You were late this morning, it was nearly 3.25 when you finally showed up!My daughter started yelling “Muuuum!” from her bedroom, at which point I nearly fell out of bed, padded to her room and grabbed the cat which had decided to play musical beds.

I could almost feel you mocking me when I returned to my warm cocoon and snuggled down under the doona. I ignored you and went straight back to sleep.

I think I met you when my brother was a baby. He was a rotten sleeper and would wake up crying for mum. Broken sleep became something I never quite got over and it’s stayed with me.

When my children were babies, you were a repeat visitor, coming several times a night when I had two of them both needing my attentions, whether it be hunger, teething or simply ‘growing pains’.

You weren’t all that bad. When my eldest was a baby, I snuggled with him for night feeds, his warm little body nestled against me like a little hot water bottle. When he weaned off the night feeds, I almost missed you :).

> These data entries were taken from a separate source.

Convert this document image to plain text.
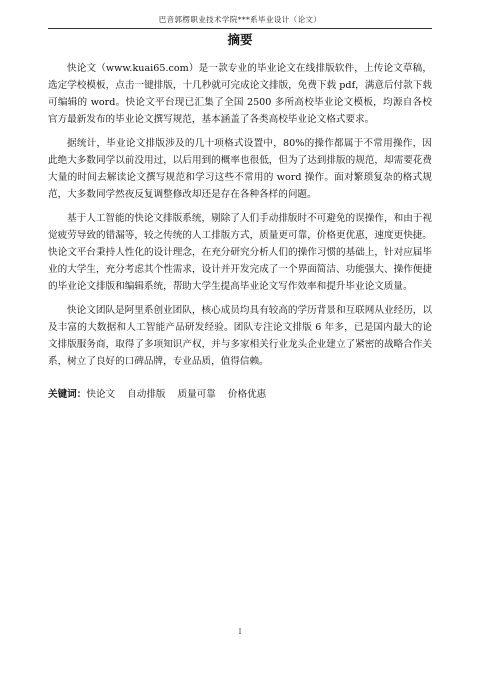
巴音郭楞职业技术学院***系毕业设计（论文）
摘要

快论文（www.kuai65.com）是一款专业的毕业论文在线排版软件，上传论文草稿，选定学校模板，点击一键排版，十几秒就可完成论文排版，免费下载 pdf，满意后付款下载可编辑的 word。快论文平台现已汇集了全国 2500 多所高校毕业论文模板，均源自各校官方最新发布的毕业论文撰写规范，基本涵盖了各类高校毕业论文格式要求。

据统计，毕业论文排版涉及的几十项格式设置中，80%的操作都属于不常用操作，因此绝大多数同学以前没用过，以后用到的概率也很低，但为了达到排版的规范，却需要花费大量的时间去解读论文撰写规范和学习这些不常用的 word 操作。面对繁琐复杂的格式规范，大多数同学然夜反复调整修改却还是存在各种各样的问题。

基于人工智能的快论文排版系统，剔除了人们手动排版时不可避免的误操作，和由于视觉疲劳导致的错漏等，较之传统的人工排版方式，质量更可靠，价格更优惠，速度更快捷。快论文平台秉持人性化的设计理念，在充分研究分析人们的操作习惯的基础上，针对应届毕业的大学生，充分考虑其个性需求，设计并开发完成了一个界面简洁、功能强大、操作便捷的毕业论文排版和编辑系统，帮助大学生提高毕业论文写作效率和提升毕业论文质量。

快论文团队是阿里系创业团队，核心成员均具有较高的学历背景和互联网从业经历，以及丰富的大数据和人工智能产品研发经验。团队专注论文排版 6 年多，已是国内最大的论文排版服务商，取得了多项知识产权，并与多家相关行业龙头企业建立了紧密的战略合作关系，树立了良好的口碑品牌，专业品质，值得信赖。

关键词：快论文 自动排版 质量可靠 价格优惠
I
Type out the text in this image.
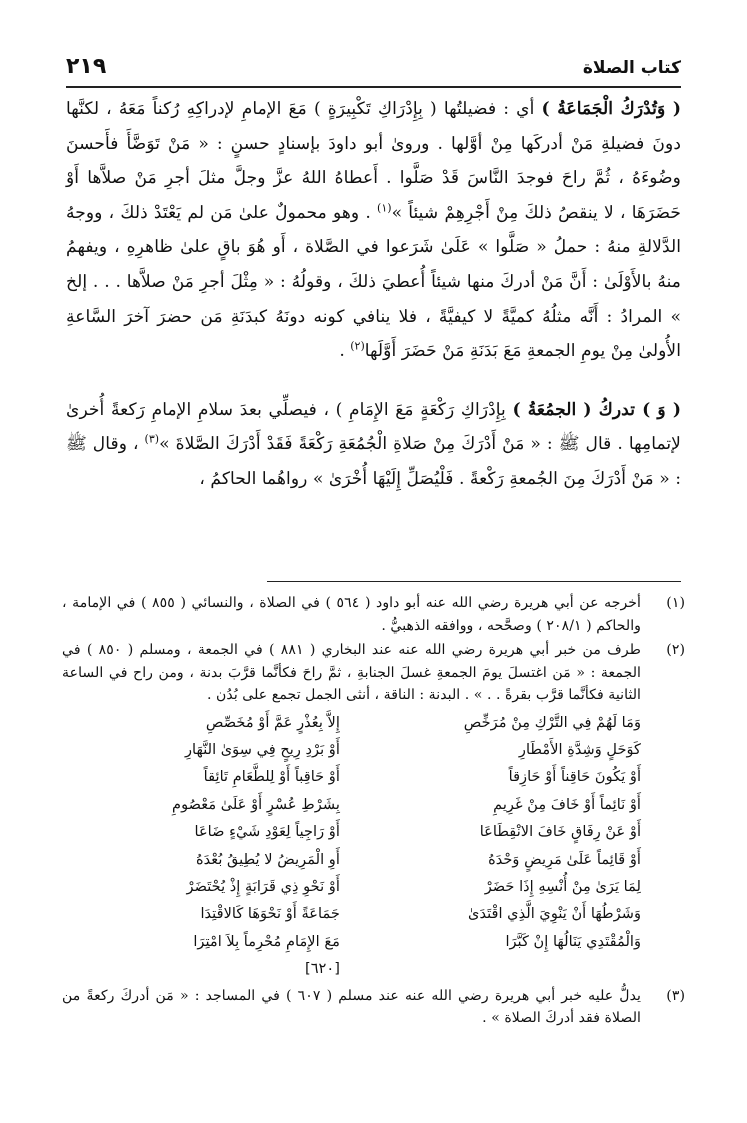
كتاب الصلاة
٢١٩

( وَتُدْرَكُ الْجَمَاعَةُ ) أي : فضيلتُها ( بِإِدْرَاكِ تَكْبِيرَةٍ ) مَعَ الإمامِ لإدراكِهِ رُكناً مَعَهُ ، لكنَّها دونَ فضيلةِ مَنْ أدركَها مِنْ أوَّلها . وروىٰ أبو داودَ بإسنادٍ حسنٍ : « مَنْ تَوَضَّأَ فأَحسنَ وضُوءَهُ ، ثُمَّ راحَ فوجدَ النَّاسَ قَدْ صَلَّوا . أَعطاهُ اللهُ عزَّ وجلَّ مثلَ أجرِ مَنْ صلاَّها أَوْ حَضَرَهَا ، لا ينقصُ ذلكَ مِنْ أَجْرِهِمْ شيئاً »$^{(١)}$ . وهو محمولٌ علىٰ مَن لم يَعْتَدْ ذلكَ ، ووجهُ الدَّلالةِ منهُ : حملُ « صَلَّوا » عَلَىٰ شَرَعوا في الصَّلاة ، أَو هُوَ باقٍ علىٰ ظاهرِهِ ، ويفهمُ منهُ بالأَوْلَىٰ : أَنَّ مَنْ أدركَ منها شيئاً أُعطيَ ذلكَ ، وقولُهُ : « مِثْلَ أجرِ مَنْ صلاَّها . . . إلخ » المرادُ : أَنَّه مثلُهُ كميَّةً لا كيفيَّةً ، فلا ينافي كونه دونَهُ كبدَنَةِ مَن حضرَ آخرَ السَّاعةِ الأُولىٰ مِنْ يومِ الجمعةِ مَعَ بَدَنَةِ مَنْ حَضَرَ أَوَّلَها$^{(٢)}$ .

( وَ ) تدركُ ( الجمُعَةُ ) بِإِدْرَاكِ رَكْعَةٍ مَعَ الإِمَامِ ) ، فيصلِّي بعدَ سلامِ الإمامِ رَكعةً أُخرىٰ لإتمامِها . قال ﷺ : « مَنْ أَدْرَكَ مِنْ صَلاةِ الْجُمُعَةِ رَكْعَةً فَقَدْ أَدْرَكَ الصَّلاةَ »$^{(٣)}$ ، وقال ﷺ : « مَنْ أَدْرَكَ مِنَ الجُمعةِ رَكْعةً . فَلْيُصَلِّ إِلَيْهَا أُخْرَىٰ » رواهُما الحاكمُ ،

(١)
أخرجه عن أبي هريرة رضي الله عنه أبو داود ( ٥٦٤ ) في الصلاة ، والنسائي ( ٨٥٥ ) في الإمامة ، والحاكم ( ٢٠٨/١ ) وصحَّحه ، ووافقه الذهبيُّ .

(٢)
طرف من خبر أبي هريرة رضي الله عنه عند البخاري ( ٨٨١ ) في الجمعة ، ومسلم ( ٨٥٠ ) في الجمعة : « مَن اغتسلَ يومَ الجمعةِ غسلَ الجنابةِ ، ثمَّ راحَ فكأنَّما قرَّبَ بدنة ، ومن راح في الساعة الثانية فكأنَّما قرَّب بقرةً . . » . البدنة : الناقة ، أنثى الجمل تجمع على بُدُن .

وَمَا لَهُمْ فِي التَّرْكِ مِنْ مُرَخِّصِ
إِلاَّ بِعُذْرٍ عَمَّ أَوْ مُخَصِّصِ
كَوَحَلٍ وَشِدَّةِ الأَمْطَارِ
أَوْ بَرْدِ رِيحٍ فِي سِوَىٰ النَّهَارِ
أَوْ يَكُونَ حَاقِناً أَوْ حَازِقاً
أَوْ حَاقِباً أَوْ لِلطَّعَامِ تَائِقاً
أَوْ نَائِماً أَوْ خَافَ مِنْ غَرِيمِ
بِشَرْطِ عُسْرٍ أَوْ عَلَىٰ مَعْصُومِ
أَوْ عَنْ رِفَاقٍ خَافَ الانْقِطَاعَا
أَوْ رَاجِياً لِعَوْدِ شَيْءٍ ضَاعَا
أَوْ قَائِماً عَلَىٰ مَرِيضٍ وَحْدَهُ
أَوِ الْمَرِيضُ لا يُطِيقُ بُعْدَهُ
لِمَا يَرَىٰ مِنْ أُنْسِهِ إِذَا حَضَرْ
أَوْ نَحْوِ ذِي قَرَابَةٍ إِذْ يُحْتَضَرْ
وَشَرْطُهَا أَنْ يَنْوِيَ الَّذِي اقْتَدَىٰ
جَمَاعَةً أَوْ نَحْوَهَا كَالاقْتِدَا
وَالْمُقْتَدِي يَنَالُهَا إِنْ كَبَّرَا
مَعَ الإِمَامِ مُحْرِماً بِلاَ امْتِرَا
[٦٢٠]

(٣)
يدلُّ عليه خبر أبي هريرة رضي الله عنه عند مسلم ( ٦٠٧ ) في المساجد : « مَن أدركَ ركعةً من الصلاة فقد أدركَ الصلاة » .
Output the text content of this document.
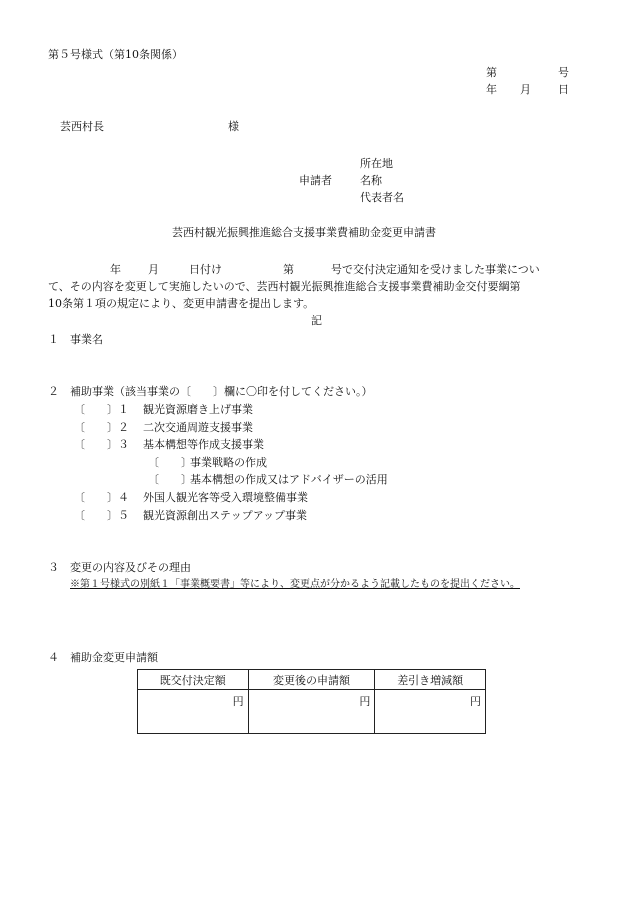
第５号様式（第10条関係）
第	号
年 月 日
芸西村長	様
所在地
申請者	名称
代表者名
芸西村観光振興推進総合支援事業費補助金変更申請書
年 月	日付け	第	号で交付決定通知を受けました事業につい
て、その内容を変更して実施したいので、芸西村観光振興推進総合支援事業費補助金交付要綱第
10条第１項の規定により、変更申請書を提出します。
記
１ 事業名
２ 補助事業（該当事業の〔　　〕欄に〇印を付してください。）
〔　　〕１ 観光資源磨き上げ事業
〔　　〕２ 二次交通周遊支援事業
〔　　〕３ 基本構想等作成支援事業
〔　　〕
事業戦略の作成
〔　　〕
基本構想の作成又はアドバイザーの活用
〔　　〕４ 外国人観光客等受入環境整備事業
〔　　〕５ 観光資源創出ステップアップ事業
３ 変更の内容及びその理由
※第１号様式の別紙１「事業概要書」等により、変更点が分かるよう記載したものを提出ください。
４ 補助金変更申請額
既交付決定額	変更後の申請額	差引き増減額
円	円	円
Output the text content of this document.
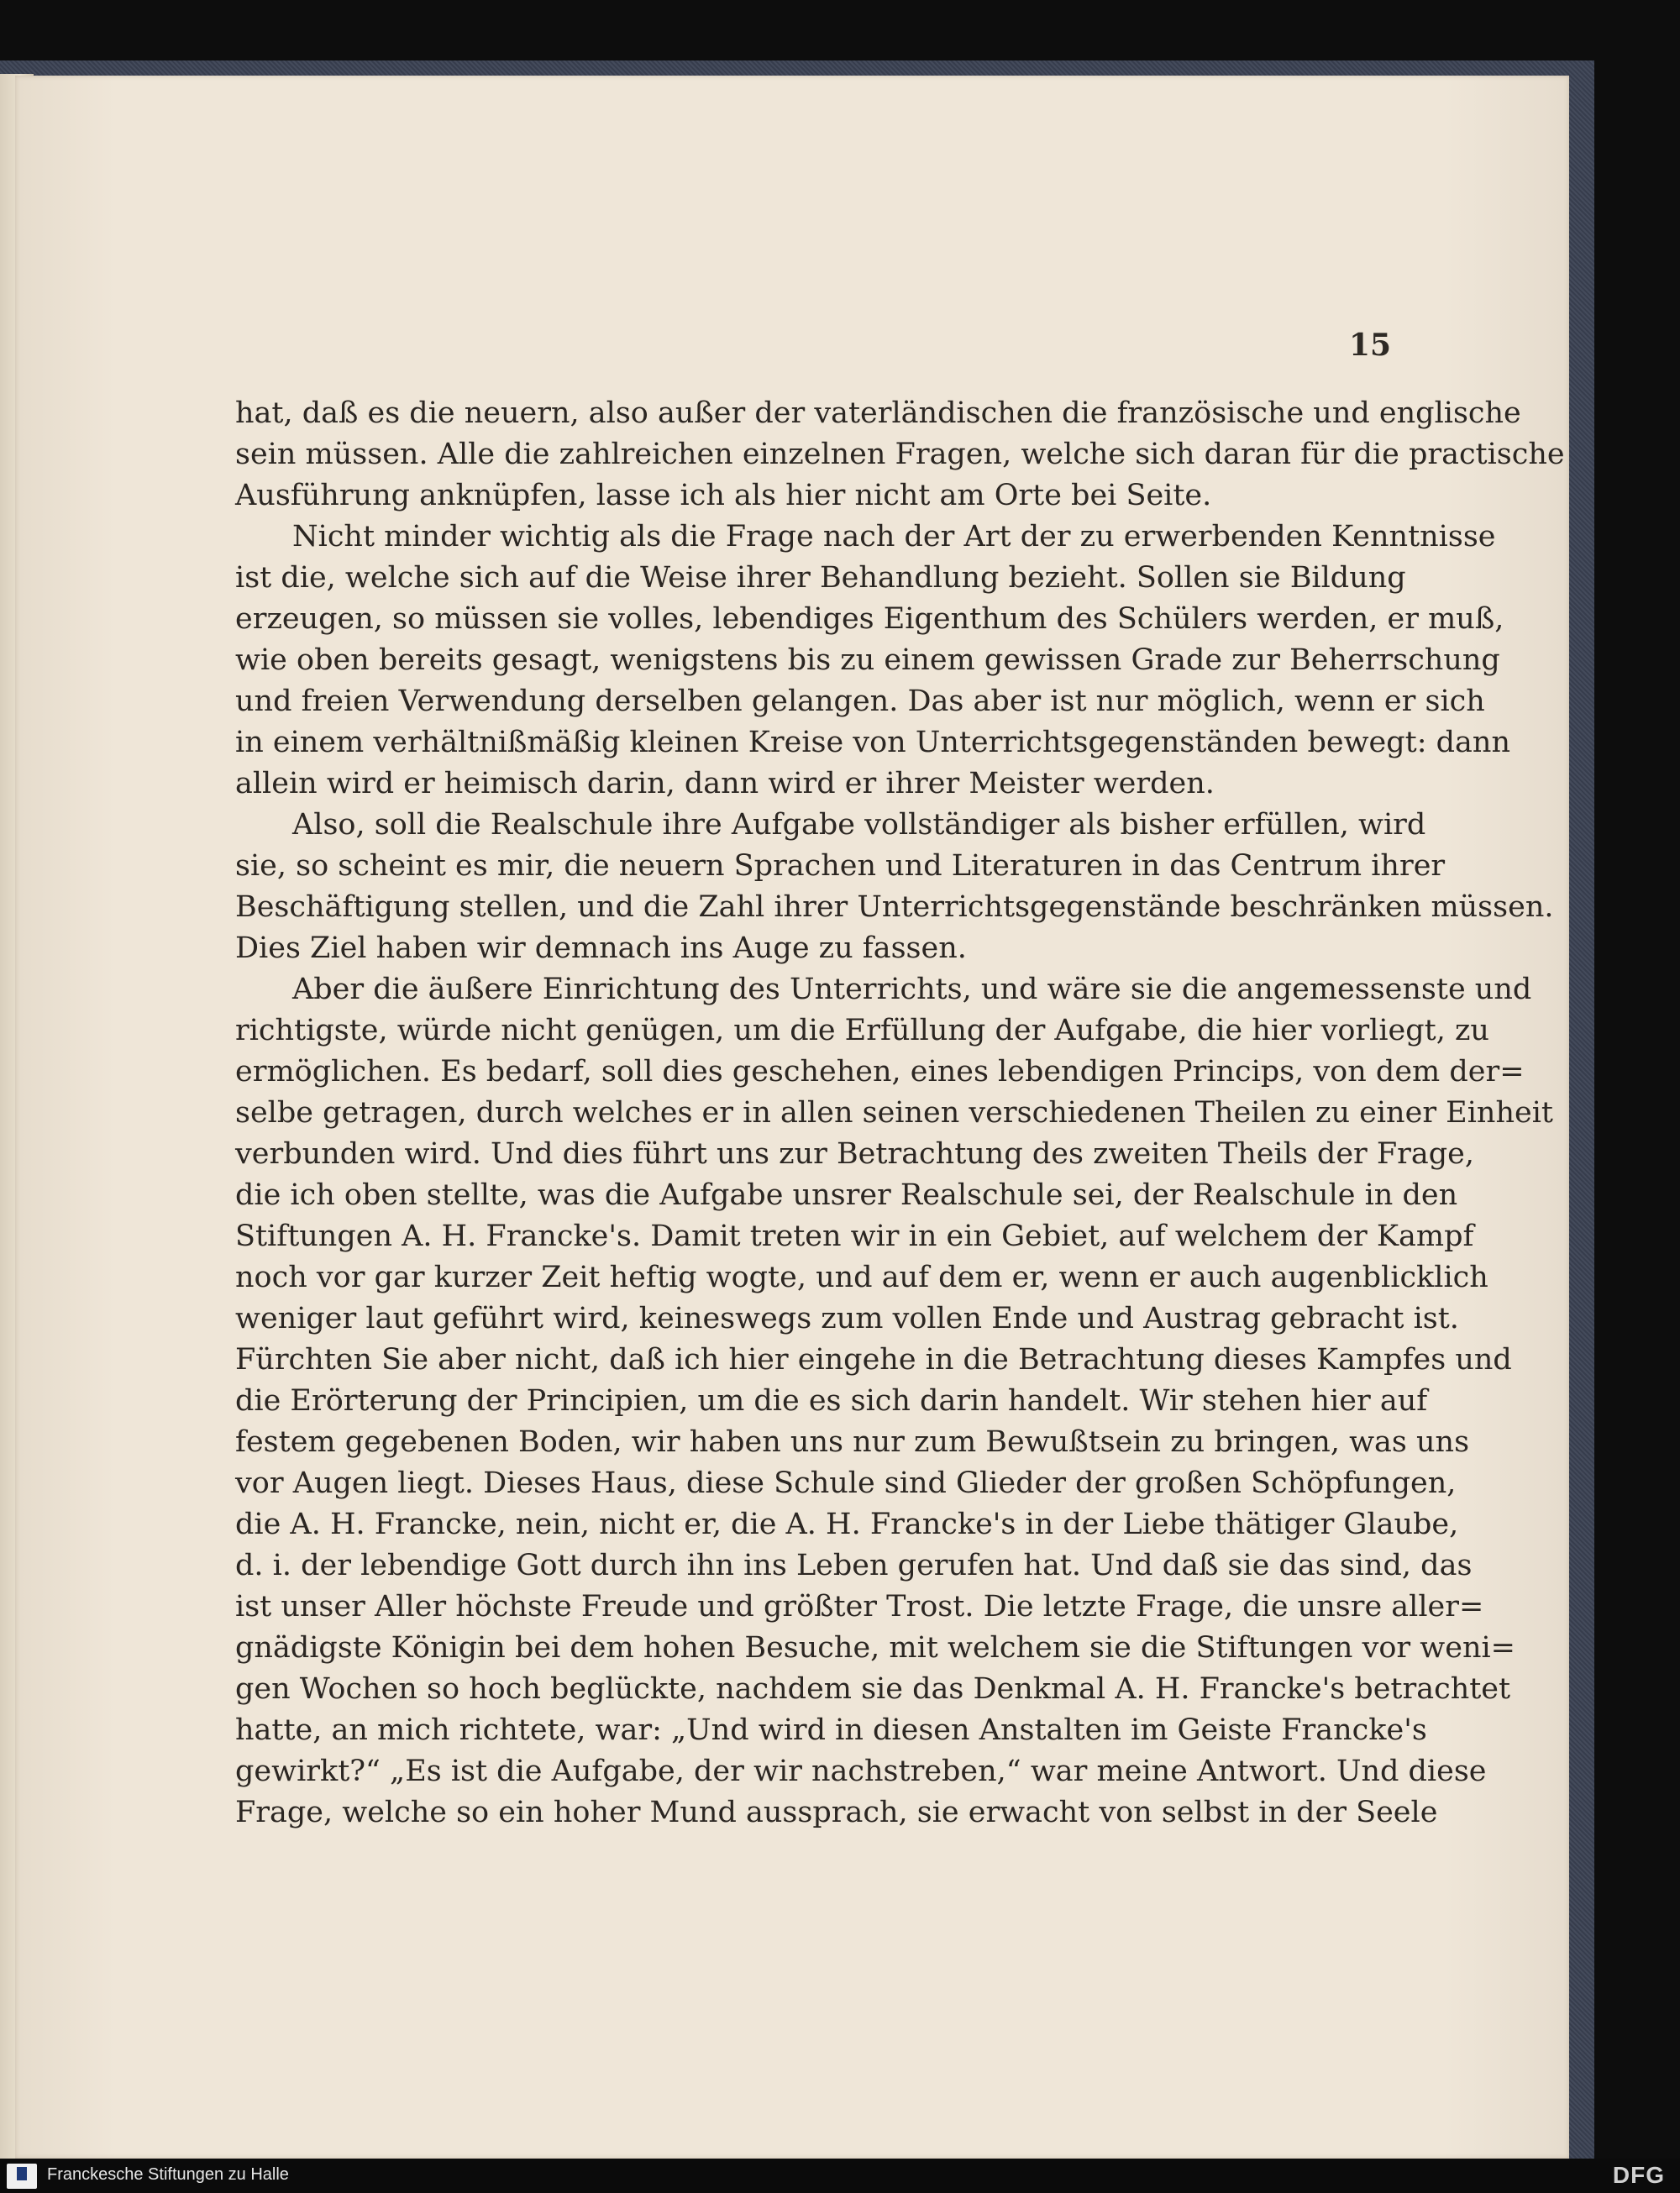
15
hat, daß es die neuern, also außer der vaterländischen die französische und englische
sein müssen. Alle die zahlreichen einzelnen Fragen, welche sich daran für die practische
Ausführung anknüpfen, lasse ich als hier nicht am Orte bei Seite.
Nicht minder wichtig als die Frage nach der Art der zu erwerbenden Kenntnisse
ist die, welche sich auf die Weise ihrer Behandlung bezieht. Sollen sie Bildung
erzeugen, so müssen sie volles, lebendiges Eigenthum des Schülers werden, er muß,
wie oben bereits gesagt, wenigstens bis zu einem gewissen Grade zur Beherrschung
und freien Verwendung derselben gelangen. Das aber ist nur möglich, wenn er sich
in einem verhältnißmäßig kleinen Kreise von Unterrichtsgegenständen bewegt: dann
allein wird er heimisch darin, dann wird er ihrer Meister werden.
Also, soll die Realschule ihre Aufgabe vollständiger als bisher erfüllen, wird
sie, so scheint es mir, die neuern Sprachen und Literaturen in das Centrum ihrer
Beschäftigung stellen, und die Zahl ihrer Unterrichtsgegenstände beschränken müssen.
Dies Ziel haben wir demnach ins Auge zu fassen.
Aber die äußere Einrichtung des Unterrichts, und wäre sie die angemessenste und
richtigste, würde nicht genügen, um die Erfüllung der Aufgabe, die hier vorliegt, zu
ermöglichen. Es bedarf, soll dies geschehen, eines lebendigen Princips, von dem der=
selbe getragen, durch welches er in allen seinen verschiedenen Theilen zu einer Einheit
verbunden wird. Und dies führt uns zur Betrachtung des zweiten Theils der Frage,
die ich oben stellte, was die Aufgabe unsrer Realschule sei, der Realschule in den
Stiftungen A. H. Francke's. Damit treten wir in ein Gebiet, auf welchem der Kampf
noch vor gar kurzer Zeit heftig wogte, und auf dem er, wenn er auch augenblicklich
weniger laut geführt wird, keineswegs zum vollen Ende und Austrag gebracht ist.
Fürchten Sie aber nicht, daß ich hier eingehe in die Betrachtung dieses Kampfes und
die Erörterung der Principien, um die es sich darin handelt. Wir stehen hier auf
festem gegebenen Boden, wir haben uns nur zum Bewußtsein zu bringen, was uns
vor Augen liegt. Dieses Haus, diese Schule sind Glieder der großen Schöpfungen,
die A. H. Francke, nein, nicht er, die A. H. Francke's in der Liebe thätiger Glaube,
d. i. der lebendige Gott durch ihn ins Leben gerufen hat. Und daß sie das sind, das
ist unser Aller höchste Freude und größter Trost. Die letzte Frage, die unsre aller=
gnädigste Königin bei dem hohen Besuche, mit welchem sie die Stiftungen vor weni=
gen Wochen so hoch beglückte, nachdem sie das Denkmal A. H. Francke's betrachtet
hatte, an mich richtete, war: „Und wird in diesen Anstalten im Geiste Francke's
gewirkt?“ „Es ist die Aufgabe, der wir nachstreben,“ war meine Antwort. Und diese
Frage, welche so ein hoher Mund aussprach, sie erwacht von selbst in der Seele
Franckesche Stiftungen zu Halle	DFG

Now they’re older and mostly sleep through, unless there is a wayward cat, or leg cramps, or nightmares. If you come for me, I am usually tired enough to roll over and close my eyes.

There are other days when I can’t ignore you, or at least my brain can’t. That’s when I toss and turn, mulling over the day that was, worrying over the day that will be, and trying not to think of the many things I have to do.
There are times when sleep doesn’t return at all, and I face the day as a grumpy zombie.

Sometimes in order for you to disappear, I will get up and write a list of all the things I have to do in the morrow. It’s somewhat cathartic writing things down isn’t it? It quells my mind somewhat and then I can relax enough to sleep.